Karoubi had said some people, arrested over unrest that erupted after the disputed June 12 presidential vote, had been raped while in detention.
"After the meeting with Karoubi, we realized his allegations had been based on the baseless remarks of some people," Tajari told IRNA.
Another lawmaker on Monday quoted Karoubi as saying that four people who say they were sexually abused in jail may be ready to provide testimony to parliament.
Karoubi, who came fourth in the June 12 election won by the incumbent, President Mahmoud Ahmadinejad, has come under fire from hardliners for making the allegations.
The authorities rejected the accusations as baseless, but parliament speaker Ali Larijani last week said he would be ready to consider any documents or other evidence submitted by Karoubi to back up his claims.
Some hardliners have called for Karoubi to be arrested or tried if he failed to prove his allegations.

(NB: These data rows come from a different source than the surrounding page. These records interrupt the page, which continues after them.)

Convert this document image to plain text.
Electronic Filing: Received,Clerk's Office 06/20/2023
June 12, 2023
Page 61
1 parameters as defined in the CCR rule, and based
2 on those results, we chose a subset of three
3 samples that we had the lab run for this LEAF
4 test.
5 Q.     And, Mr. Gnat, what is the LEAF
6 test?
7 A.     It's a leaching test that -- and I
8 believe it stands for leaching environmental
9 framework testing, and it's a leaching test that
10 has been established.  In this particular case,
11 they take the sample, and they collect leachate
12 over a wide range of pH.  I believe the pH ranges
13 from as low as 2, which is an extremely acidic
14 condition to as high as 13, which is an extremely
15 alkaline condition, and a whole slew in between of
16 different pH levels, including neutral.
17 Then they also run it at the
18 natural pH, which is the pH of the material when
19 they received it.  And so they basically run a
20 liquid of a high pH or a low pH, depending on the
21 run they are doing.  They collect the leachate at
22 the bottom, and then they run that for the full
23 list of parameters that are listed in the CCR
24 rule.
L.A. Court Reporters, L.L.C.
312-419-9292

Karoubi says he has evidence of mistreatment of detainees, and has also said some of those arrested were tortured and killed.
Opposition leader Mirhossein Mousavi supported Karoubi in a letter last week and accused "establishment agents" of raping and abusing detainees, reformist websites reported.
Losing candidates Mousavi and Karoubi say the election was rigged to secure the re-election of the hardline Ahmadinejad.
The poll and its turbulent aftermath have plunged Iran into its biggest internal crisis since the 1979 Islamic revolution and exposed deepening divisions within the ruling elite.
Thousands of people were arrested during widespread street unrest after the vote. At least 200 people remain in jail, including senior moderate politicians, activists, lawyers and journalists. Losing candidates say some 69 people were killed in the street protests.
The authorities have put the death toll at 26 and say it was the "healthiest" vote the country has had in the past 30 years.
Iran has begun the fourth mass trial of post-election detainees, aimed at uprooting the opposition and putting an end to protests.